A large container ship hove into view and came bruisingly close to a feeding blue whale. The Blue Whale made no effort to alter direction, judging that the ship will pass it with a few hundred feet of space. I was probably more alarmed than the whale. But animals misjudge and a collision would be fatal. It was not clear if the two whales were of the same sex, or a pair. There was no hint of what the relationship could be. I took many photographs of them tail-fluking, which I could share with Georgina Gemmell who is running Wild Blue, a photo identification project on the Blue Whales off Sri Lanka. As of December 2014, she had identified 81 unique individuals. There was no indication if the two we were watching were two individuals who had just happened to converge to being within a few feet of each other or whether there was some relationship between them. In the absence of any special behaviour, which I would like to record, there was no reason to suggest that the boat stayed out any longer, as the passengers had a wonderful morning of whale watching. So, we agreed to turn back leaving the whales feeding in the shipping lane, their future now inextricably tied with the expansion of a dominant species, which now pollutes their world with sound and toxins.

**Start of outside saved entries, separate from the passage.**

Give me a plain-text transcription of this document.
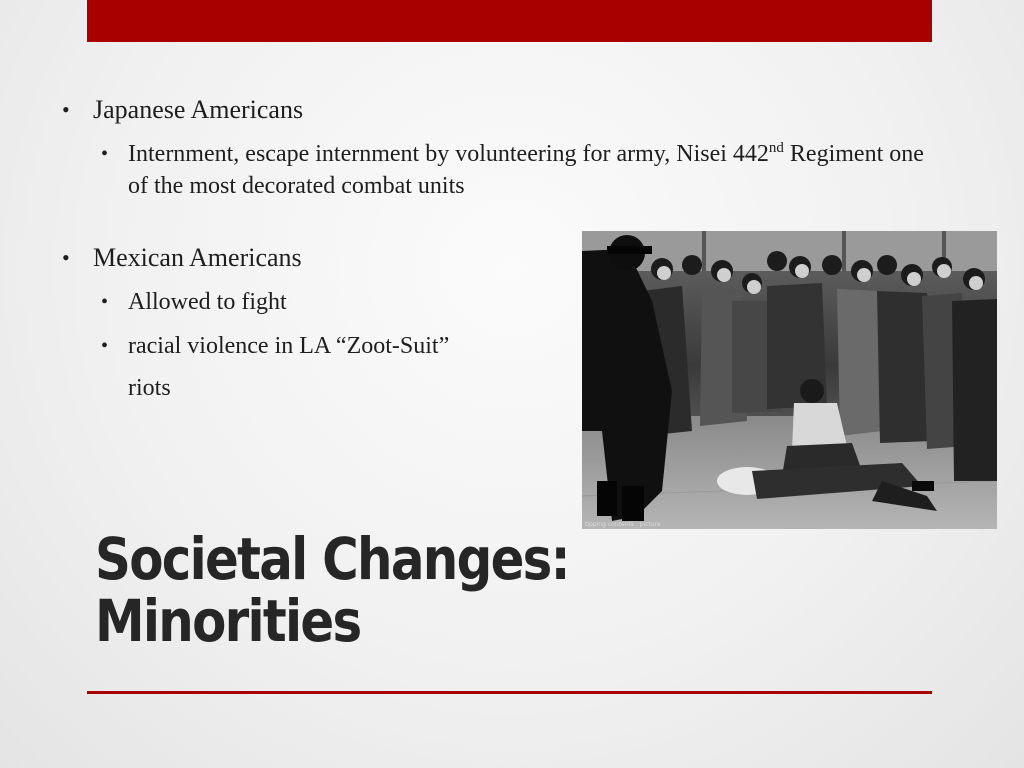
• Japanese Americans
• Internment, escape internment by volunteering for army, Nisei 442nd Regiment one of the most decorated combat units
• Mexican Americans
• Allowed to fight
• racial violence in LA “Zoot-Suit”
riots
tipping contents . picture
Societal Changes:
Minorities
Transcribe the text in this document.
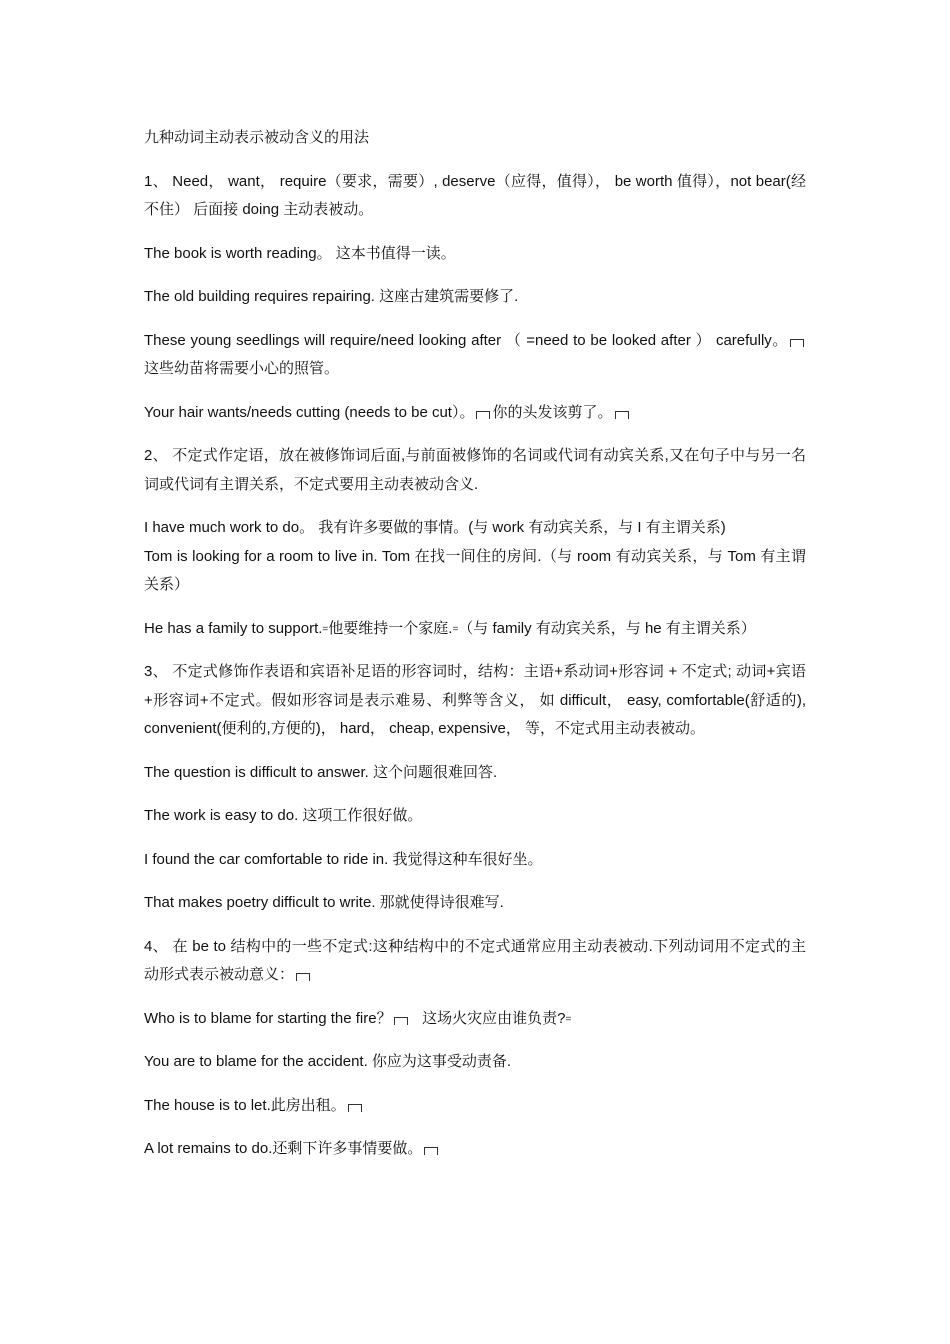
九种动词主动表示被动含义的用法

1、 Need， want， require（要求，需要）, deserve（应得，值得）， be worth 值得），not bear(经不住） 后面接 doing 主动表被动。

The book is worth reading。 这本书值得一读。

The old building requires repairing. 这座古建筑需要修了.

These young seedlings will require/need looking after （ =need to be looked after ） carefully。这些幼苗将需要小心的照管。

Your hair wants/needs cutting (needs to be cut）。 你的头发该剪了。

2、 不定式作定语，放在被修饰词后面,与前面被修饰的名词或代词有动宾关系,又在句子中与另一名词或代词有主谓关系，不定式要用主动表被动含义.

I have much work to do。 我有许多要做的事情。(与 work 有动宾关系，与 I 有主谓关系)

Tom is looking for a room to live in. Tom 在找一间住的房间.（与 room 有动宾关系，与 Tom 有主谓关系）

He has a family to support.=他要维持一个家庭.=（与 family 有动宾关系，与 he 有主谓关系）

3、 不定式修饰作表语和宾语补足语的形容词时，结构：主语+系动词+形容词 + 不定式; 动词+宾语+形容词+不定式。假如形容词是表示难易、利弊等含义， 如 difficult， easy, comfortable(舒适的), convenient(便利的,方便的)， hard， cheap, expensive， 等，不定式用主动表被动。

The question is difficult to answer. 这个问题很难回答.

The work is easy to do. 这项工作很好做。

I found the car comfortable to ride in. 我觉得这种车很好坐。

That makes poetry difficult to write. 那就使得诗很难写.

4、 在 be to 结构中的一些不定式:这种结构中的不定式通常应用主动表被动.下列动词用不定式的主动形式表示被动意义：

Who is to blame for starting the fire？ 这场火灾应由谁负责?=

You are to blame for the accident. 你应为这事受动责备.

The house is to let.此房出租。

A lot remains to do.还剩下许多事情要做。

As we headed back to the harbour, I saw some white terns (a kind of seabird) flying around a fishing boat. There were, also a pair of brown terns in the air. I asked the boat to divert whilst most passengers dozed off. I took some very close photographs of a pair of Brown Noddies, a scarce pelagic visitor to Sri Lankan waters, which very few birders have seen.
Good things come to those who look. When was the last time you saw a Red Car?